Treating Lumbar Pain
How lumbar pain is treated depends upon the results of the physical examination, and whether the pain is chronic or acute. Below are some of the common treatment regimens available:
- Hot or cold packs do not necessarily resolve lumbar injuries, but they can reduce pain and inflammation for many people, leading to greater mobility.
- Strengthening exercises: Not always recommended for acute lumbar pain, but they can be used to increase recovery from chronic lumbar pain. It is especially important to enhance muscle strength in people who have skeletal problems in their backs. Yoga can be very beneficial to strengthen the lower back and reduce pain.
- Physical therapy: PT can increase the strength of core muscles in the lower back and can enhance flexibility and mobility.
- Spinal manipulation: At Sheppard Spine and Sports Clinic, your practitioner is highly skilled in the N.U.C.C.A technique. This is a gentle, pain free form of spinal adjustment that avoids the harsh manipulation techniques of regular chiropractors. It focuses on a gentle adjustment of the Atlas vertebra, which is the top bone in your spine right under the brainstem. This vertebra lacks discs above and below it, and can be easily injured or misaligned. N.U.C.C.A. focuses on the perfect alignment of this vertebra to reduce back pain throughout your back.
- Spinal decompression: Sheppard Spine and Sports Clinic offers the SpineMED System, which is a higher specialized spinal decompression procedure that offers significant lumbar pain relief for many patients. It is a computer operated, biofeedback form of decompression that is far superior to older traction systems that are unable to react and adjust tension automatically.
- Biofeedback: This form of lumbar pain therapy involves the attaching of electrodes to the skin and using electromyopgraphy devices that allow people to reduce their pain by using proven relaxation techniques by controlling breathing, muscle tension, and heart rate.
Can Lumbar Pain Be Prevented?
Recurring lumbar pain can result from poor body mechanics. This type of back pain may be prevented by avoiding movements that strain the lower back, keeping proper posture and lifting heavy objects carefully. To keep your lumbar spine healthy, we recommend the following best practices:
- Stretch before you start any strenuous physical activity.

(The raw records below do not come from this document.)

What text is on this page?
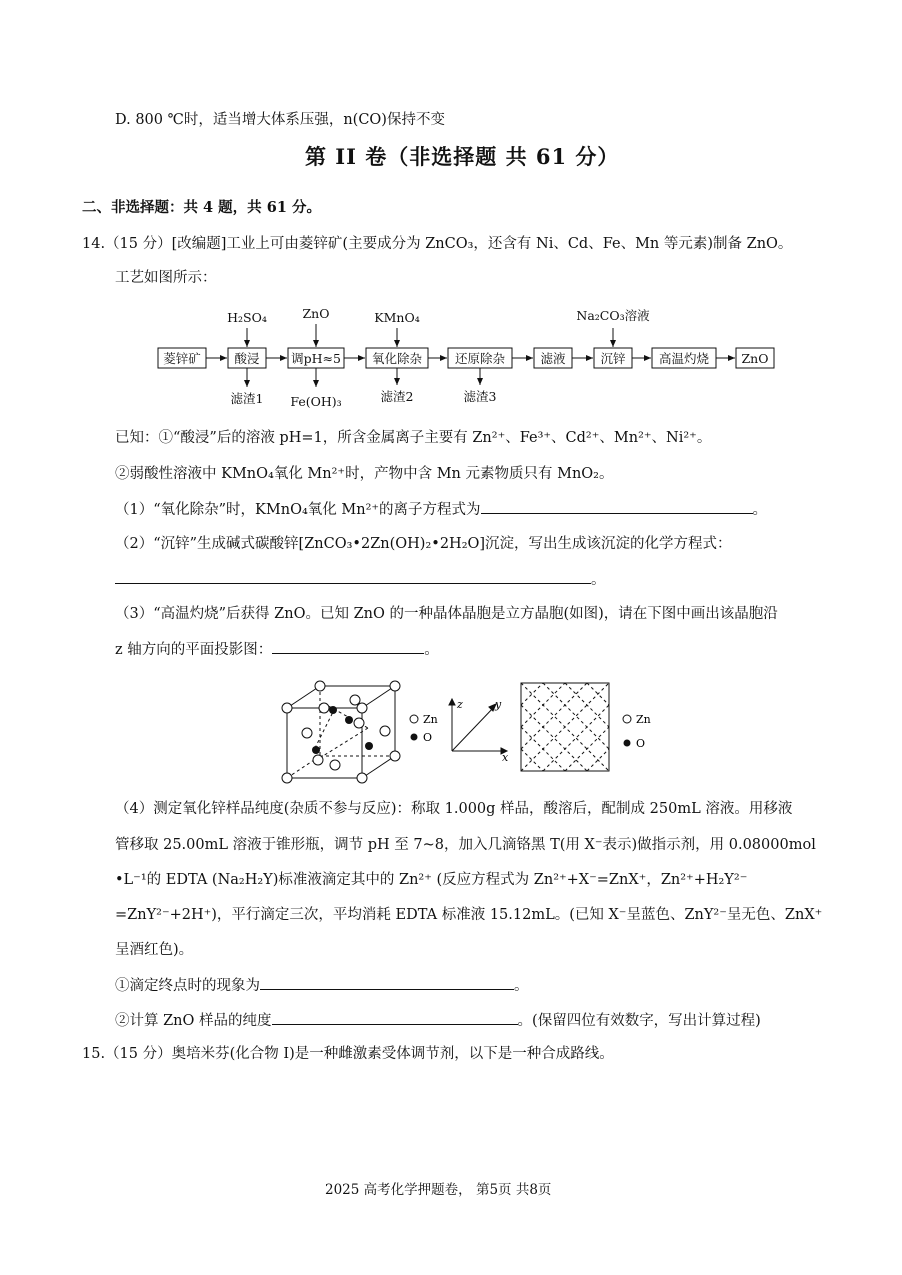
D. 800 ℃时，适当增大体系压强，n(CO)保持不变
第 II 卷（非选择题 共 61 分）
二、非选择题：共 4 题，共 61 分。
14.（15 分）[改编题]工业上可由菱锌矿(主要成分为 ZnCO₃，还含有 Ni、Cd、Fe、Mn 等元素)制备 ZnO。
工艺如图所示：
菱锌矿	酸浸	调pH≈5 氧化除杂	还原除杂	滤液	沉锌	高温灼烧	ZnO
H₂SO₄	ZnO	KMnO₄	Na₂CO₃溶液
滤渣1 Fe(OH)₃	滤渣2	滤渣3
已知：①“酸浸”后的溶液 pH=1，所含金属离子主要有 Zn²⁺、Fe³⁺、Cd²⁺、Mn²⁺、Ni²⁺。
②弱酸性溶液中 KMnO₄氧化 Mn²⁺时，产物中含 Mn 元素物质只有 MnO₂。
（1）“氧化除杂”时，KMnO₄氧化 Mn²⁺的离子方程式为	。
（2）“沉锌”生成碱式碳酸锌[ZnCO₃•2Zn(OH)₂•2H₂O]沉淀，写出生成该沉淀的化学方程式：
。
（3）“高温灼烧”后获得 ZnO。已知 ZnO 的一种晶体晶胞是立方晶胞(如图)，请在下图中画出该晶胞沿
z 轴方向的平面投影图：	。
Zn
O
z	y
x
Zn
O
（4）测定氧化锌样品纯度(杂质不参与反应)：称取 1.000g 样品，酸溶后，配制成 250mL 溶液。用移液
管移取 25.00mL 溶液于锥形瓶，调节 pH 至 7~8，加入几滴铬黑 T(用 X⁻表示)做指示剂，用 0.08000mol
•L⁻¹的 EDTA (Na₂H₂Y)标准液滴定其中的 Zn²⁺ (反应方程式为 Zn²⁺+X⁻=ZnX⁺，Zn²⁺+H₂Y²⁻
=ZnY²⁻+2H⁺)，平行滴定三次，平均消耗 EDTA 标准液 15.12mL。(已知 X⁻呈蓝色、ZnY²⁻呈无色、ZnX⁺
呈酒红色)。
①滴定终点时的现象为	。
②计算 ZnO 样品的纯度	。(保留四位有效数字，写出计算过程)
15.（15 分）奥培米芬(化合物 I)是一种雌激素受体调节剂，以下是一种合成路线。
2025 高考化学押题卷， 第5页 共8页
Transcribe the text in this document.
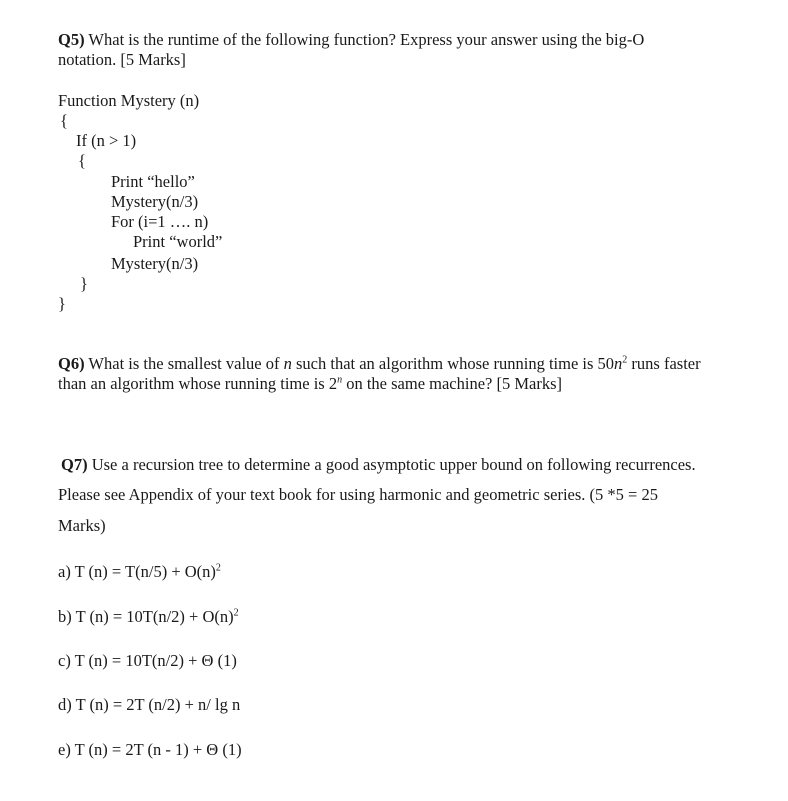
Q5) What is the runtime of the following function? Express your answer using the big-O
notation. [5 Marks]
Function Mystery (n)
{
If (n > 1)
{
Print “hello”
Mystery(n/3)
For (i=1 …. n)
Print “world”
Mystery(n/3)
}
}
Q6) What is the smallest value of n such that an algorithm whose running time is $50n^2$ runs faster
than an algorithm whose running time is 2$^n$ on the same machine? [5 Marks]
Q7) Use a recursion tree to determine a good asymptotic upper bound on following recurrences.
Please see Appendix of your text book for using harmonic and geometric series. (5 *5 = 25
Marks)
a) T $(n) = T(n/5) + O(n)^2$
b) T $(n) = 10T(n/2) + O(n)^2$
c) T (n) = 10T(n/2) + Θ (1)
d) T (n) = 2T (n/2) + n/ lg n
e) T (n) = 2T (n - 1) + Θ (1)
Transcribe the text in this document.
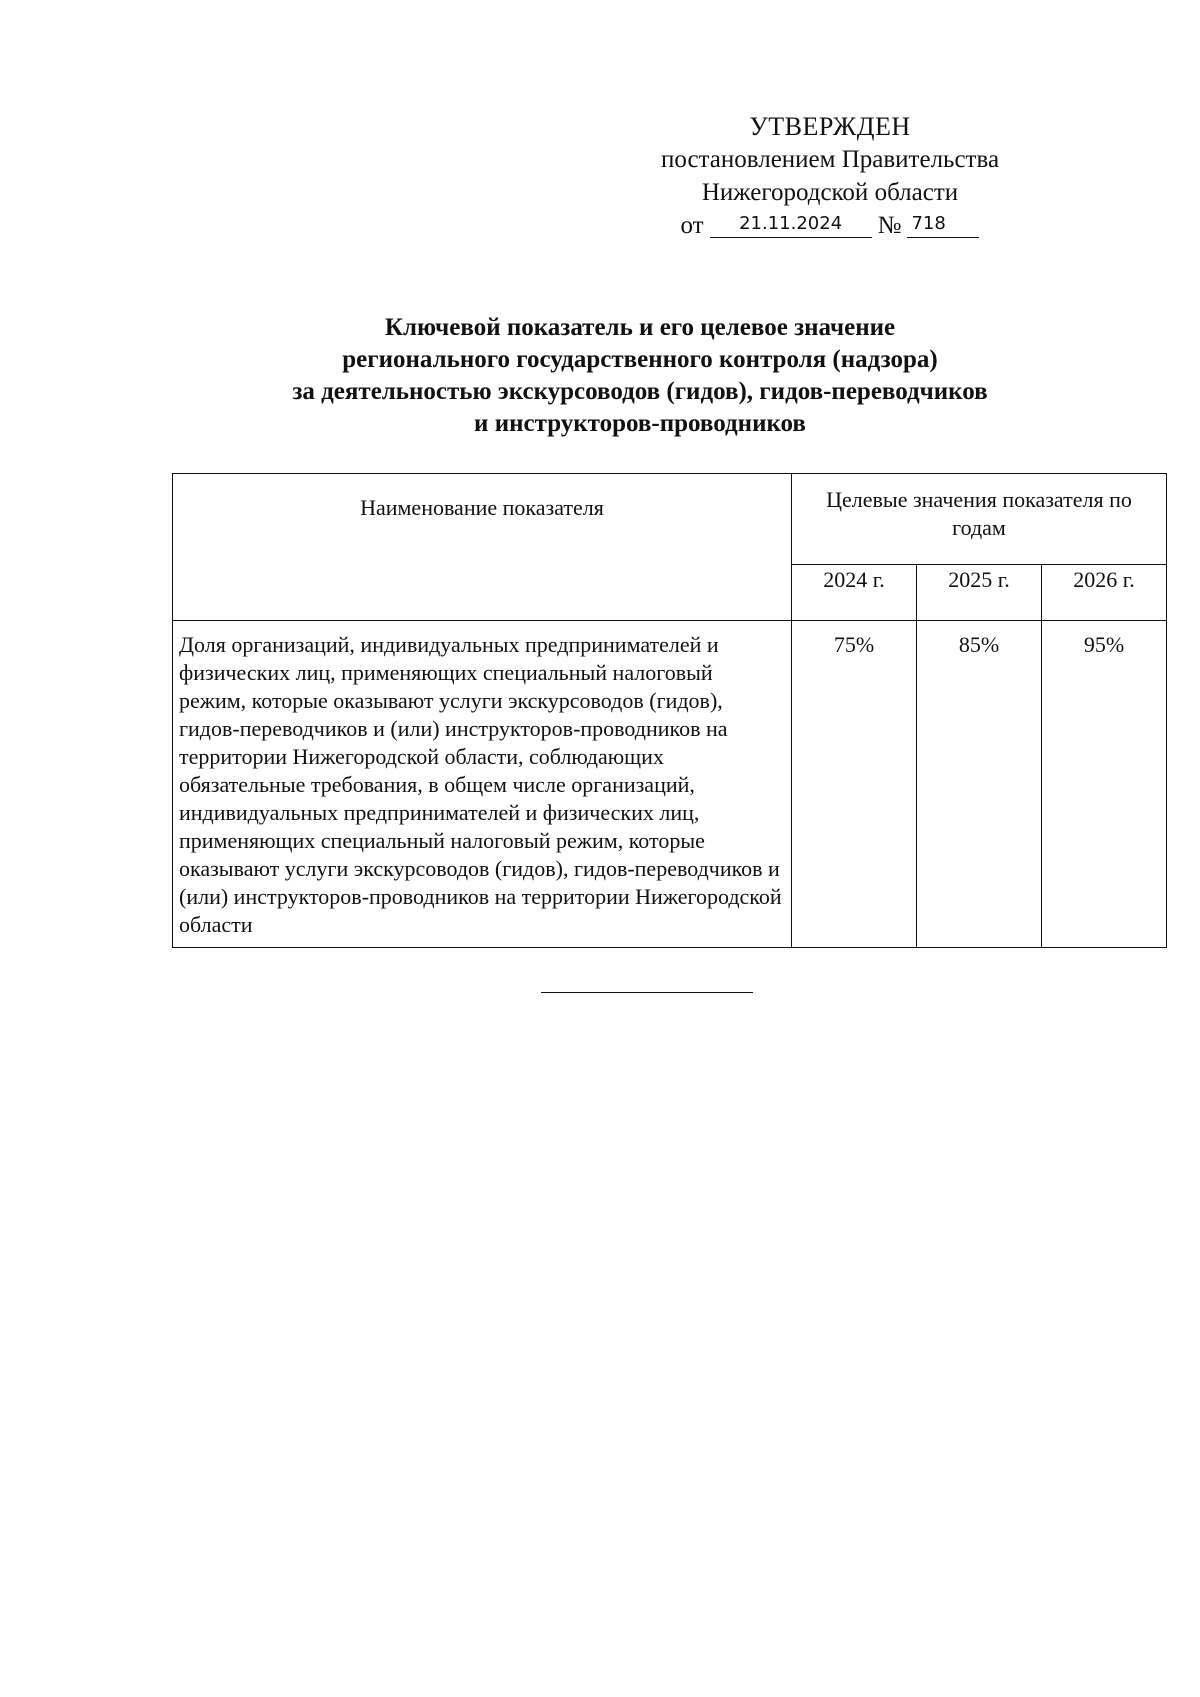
УТВЕРЖДЕН
постановлением Правительства
Нижегородской области
от	21.11.2024	№ 718
Ключевой показатель и его целевое значение
регионального государственного контроля (надзора)
за деятельностью экскурсоводов (гидов), гидов-переводчиков
и инструкторов-проводников
Наименование показателя	Целевые значения показателя по годам		
	2024 г.	2025 г.	2026 г.
Доля организаций, индивидуальных предпринимателей и физических лиц, применяющих специальный налоговый режим, которые оказывают услуги экскурсоводов (гидов), гидов-переводчиков и (или) инструкторов-проводников на территории Нижегородской области, соблюдающих обязательные требования, в общем числе организаций, индивидуальных предпринимателей и физических лиц, применяющих специальный налоговый режим, которые оказывают услуги экскурсоводов (гидов), гидов-переводчиков и (или) инструкторов-проводников на территории Нижегородской области	75%	85%	95%
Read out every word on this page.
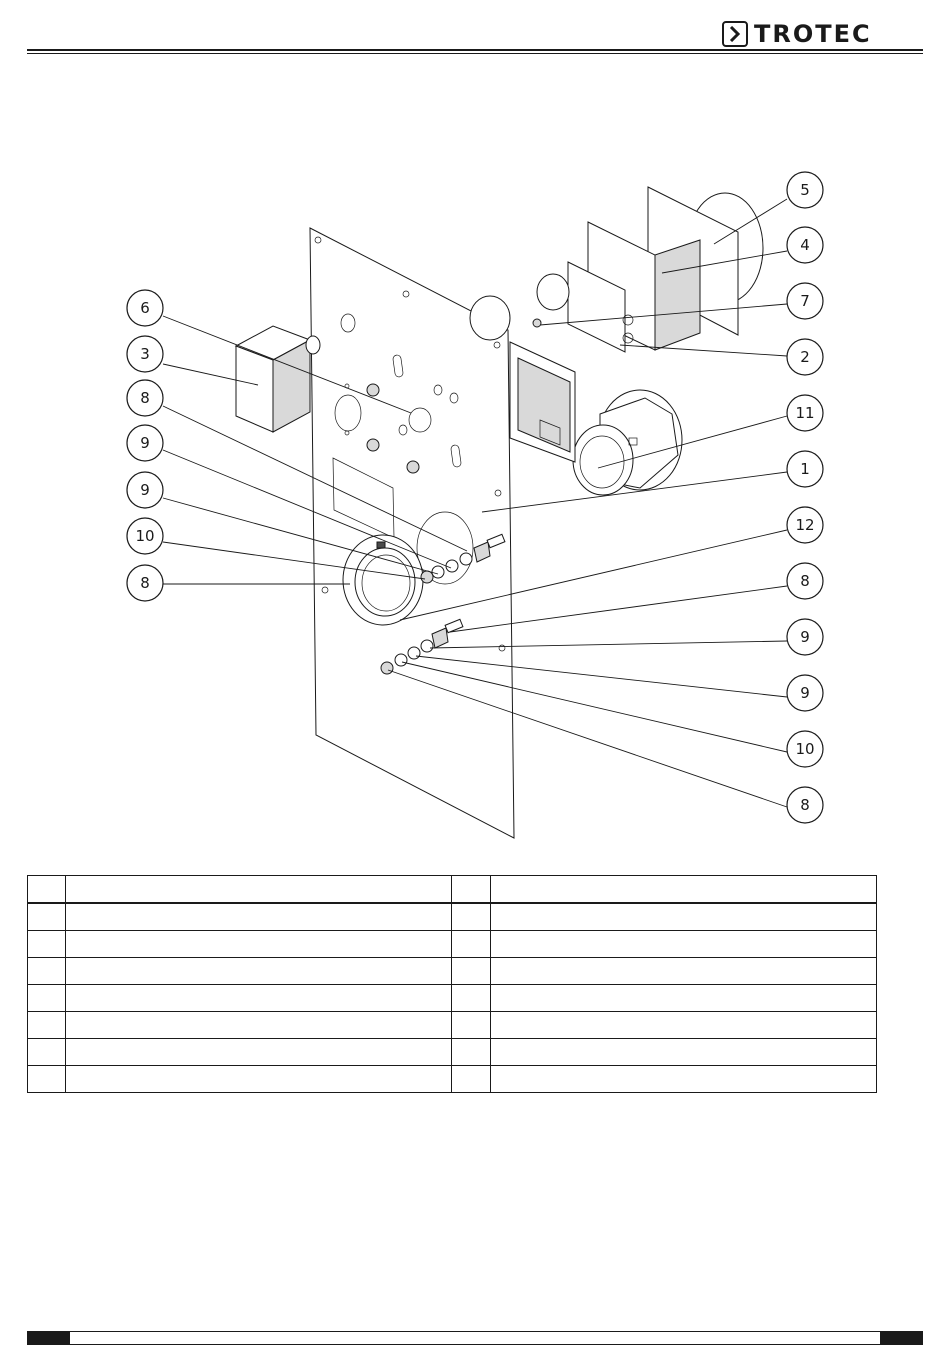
TROTEC
5
4
7
2
11
1
12
8
9
9
10
8
6
3
8
9
9
10
8
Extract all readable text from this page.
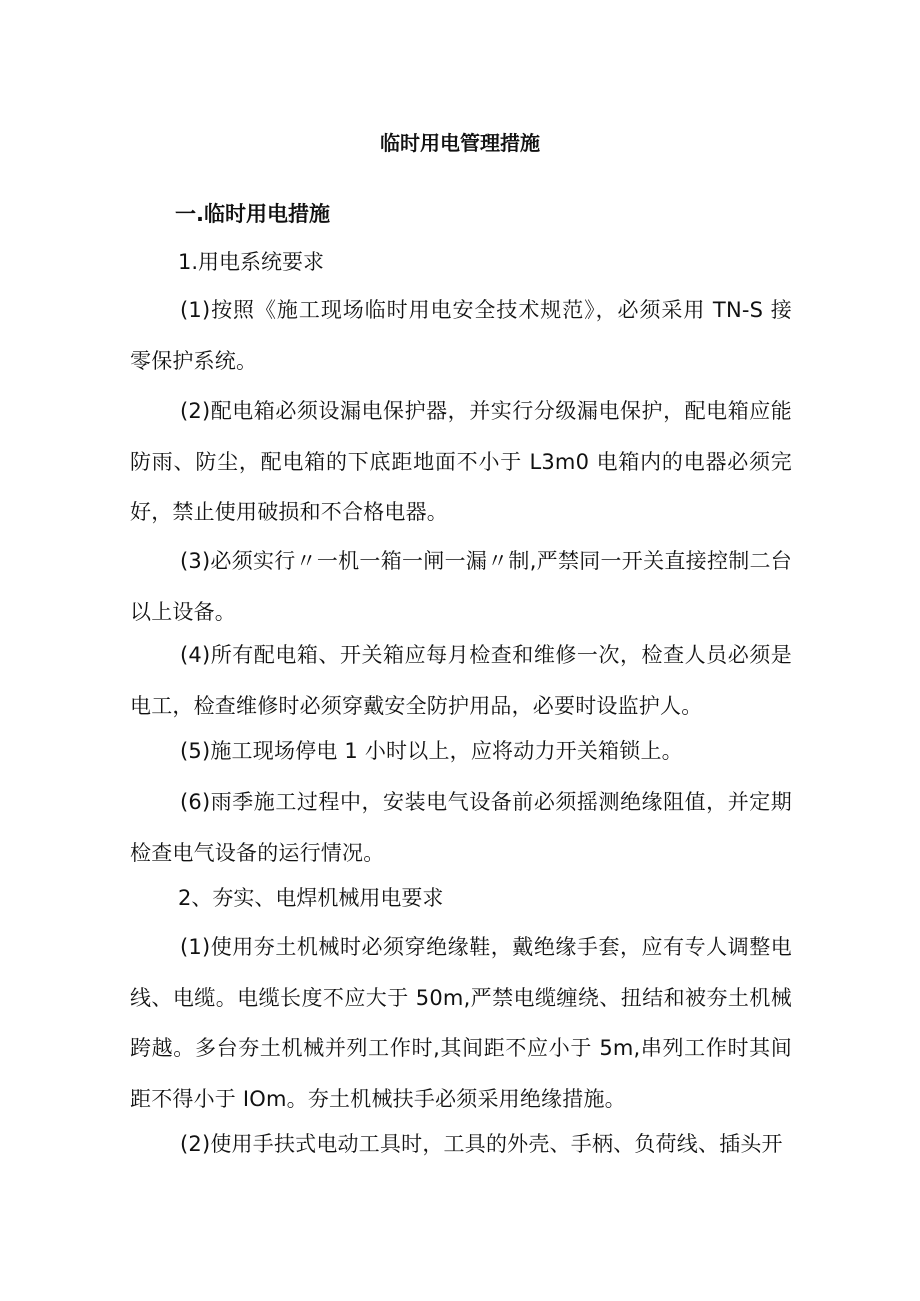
临时用电管理措施
一.临时用电措施
1.用电系统要求

(1)按照《施工现场临时用电安全技术规范》，必须采用 TN-S 接零保护系统。

(2)配电箱必须设漏电保护器，并实行分级漏电保护，配电箱应能防雨、防尘，配电箱的下底距地面不小于 L3m0 电箱内的电器必须完好，禁止使用破损和不合格电器。

(3)必须实行〃一机一箱一闸一漏〃制,严禁同一开关直接控制二台以上设备。

(4)所有配电箱、开关箱应每月检查和维修一次，检查人员必须是电工，检查维修时必须穿戴安全防护用品，必要时设监护人。

(5)施工现场停电 1 小时以上，应将动力开关箱锁上。

(6)雨季施工过程中，安装电气设备前必须摇测绝缘阻值，并定期检查电气设备的运行情况。

2、夯实、电焊机械用电要求

(1)使用夯土机械时必须穿绝缘鞋，戴绝缘手套，应有专人调整电线、电缆。电缆长度不应大于 50m,严禁电缆缠绕、扭结和被夯土机械跨越。多台夯土机械并列工作时,其间距不应小于 5m,串列工作时其间距不得小于 IOm。夯土机械扶手必须采用绝缘措施。

(2)使用手扶式电动工具时，工具的外壳、手柄、负荷线、插头开
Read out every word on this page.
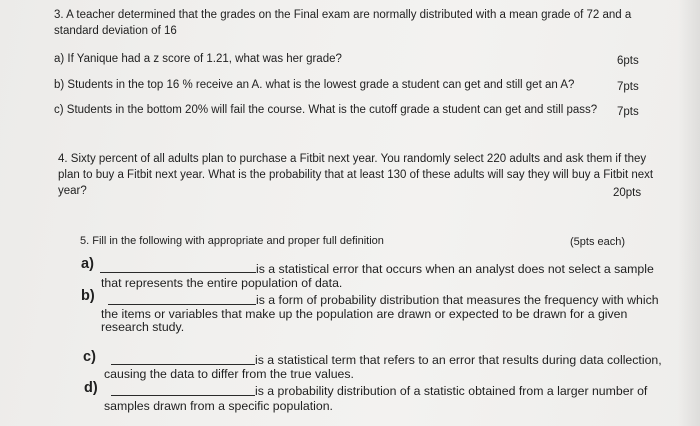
3. A teacher determined that the grades on the Final exam are normally distributed with a mean grade of 72 and a
standard deviation of 16
a) If Yanique had a z score of 1.21, what was her grade?	6pts
b) Students in the top 16 % receive an A. what is the lowest grade a student can get and still get an A?	7pts
c) Students in the bottom 20% will fail the course. What is the cutoff grade a student can get and still pass? 7pts
4. Sixty percent of all adults plan to purchase a Fitbit next year. You randomly select 220 adults and ask them if they
plan to buy a Fitbit next year. What is the probability that at least 130 of these adults will say they will buy a Fitbit next
year?	20pts
5. Fill in the following with appropriate and proper full definition	(5pts each)
a)	is a statistical error that occurs when an analyst does not select a sample
that represents the entire population of data.
b)	is a form of probability distribution that measures the frequency with which
the items or variables that make up the population are drawn or expected to be drawn for a given
research study.
c)	is a statistical term that refers to an error that results during data collection,
causing the data to differ from the true values.
d)	is a probability distribution of a statistic obtained from a larger number of
samples drawn from a specific population.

- Do not slouch when you sit or stand. The lumbar spine can more easily support your weight when the curvature of the spine is reduced. When you are standing, it is important to have your weight balanced on the feet.
- Sit in chairs with proper lumbar support, with the proper height and position for what you are doing.
- Sleeping on your side with knees in a fetal position can open up the spinal joints and relieve pressure on the lumbar area.
- Do not smoke. Smoking lowers blood flow to the lower spine, and leads to degeneration of the spinal discs. It also causes osteoporosis and slows the healing process.